Thursday, September 29, 2016

Nutrition

NUTRITION
 
In preparation for the upcoming 28 day challenge, I started posting the foods I eat. 
 
I thought this would be a good time to share my goals. I am using the Harris-Benedict Equation to calculate my caloric requirements (Katch McCardle comes in slightly lower) Here is the breakdown:
 
BMR:  1993.2   Harris Benedict
TDEE: 2740.7   At 37.50%
Wkly Weight Loss Goal: 2.0 - 2.5
Target Calorie Deficit   869.00 [32% of TDEE]

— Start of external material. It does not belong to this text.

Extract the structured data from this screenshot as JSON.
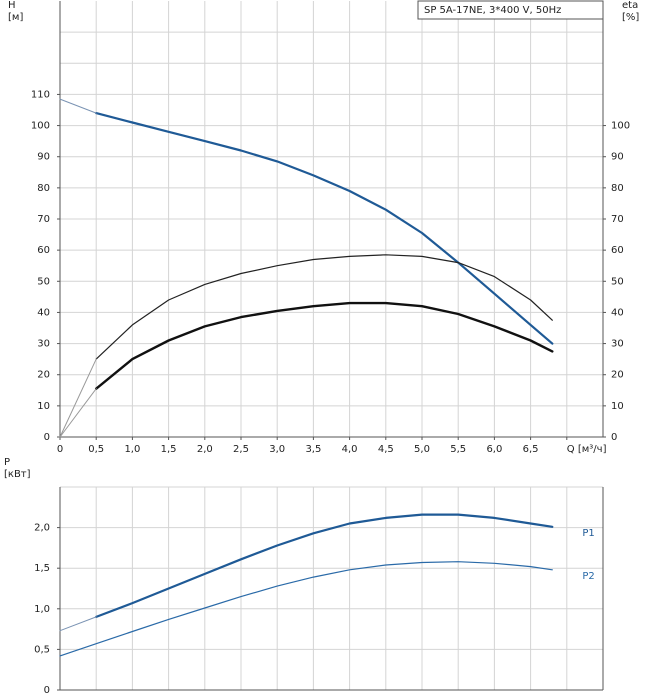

Target Net Daily Calories: 1,872
Additional Cal Burned/day:531   Cardio 5 days/week
Net Daily Calorie Deficit: 1,400
 
Macro Nutrients:
 
Carbs: 35%
Fat: 25%
Prot.: 40%
 
I have some work to do relative to attaining Macro Goals:
Reduce nut and cheese consumption
Increase Protein (protein drinks on the road)
 
I travel out of town every week Monday thru Thursday and have been working hard at meeting goals on the road. It's not perfect yet, but huge progress from the past. Major changes to my diet include:
 
No Gluten (bread, pasta, wheat snacks, etc..)
No refined sugar (cookies, cake, ice cream, etc..)
No Alcohol
No Chips
No fried food
 
Increase fish, chicken and lean red meat.
 
Next step - continue to work at achieving macro goal.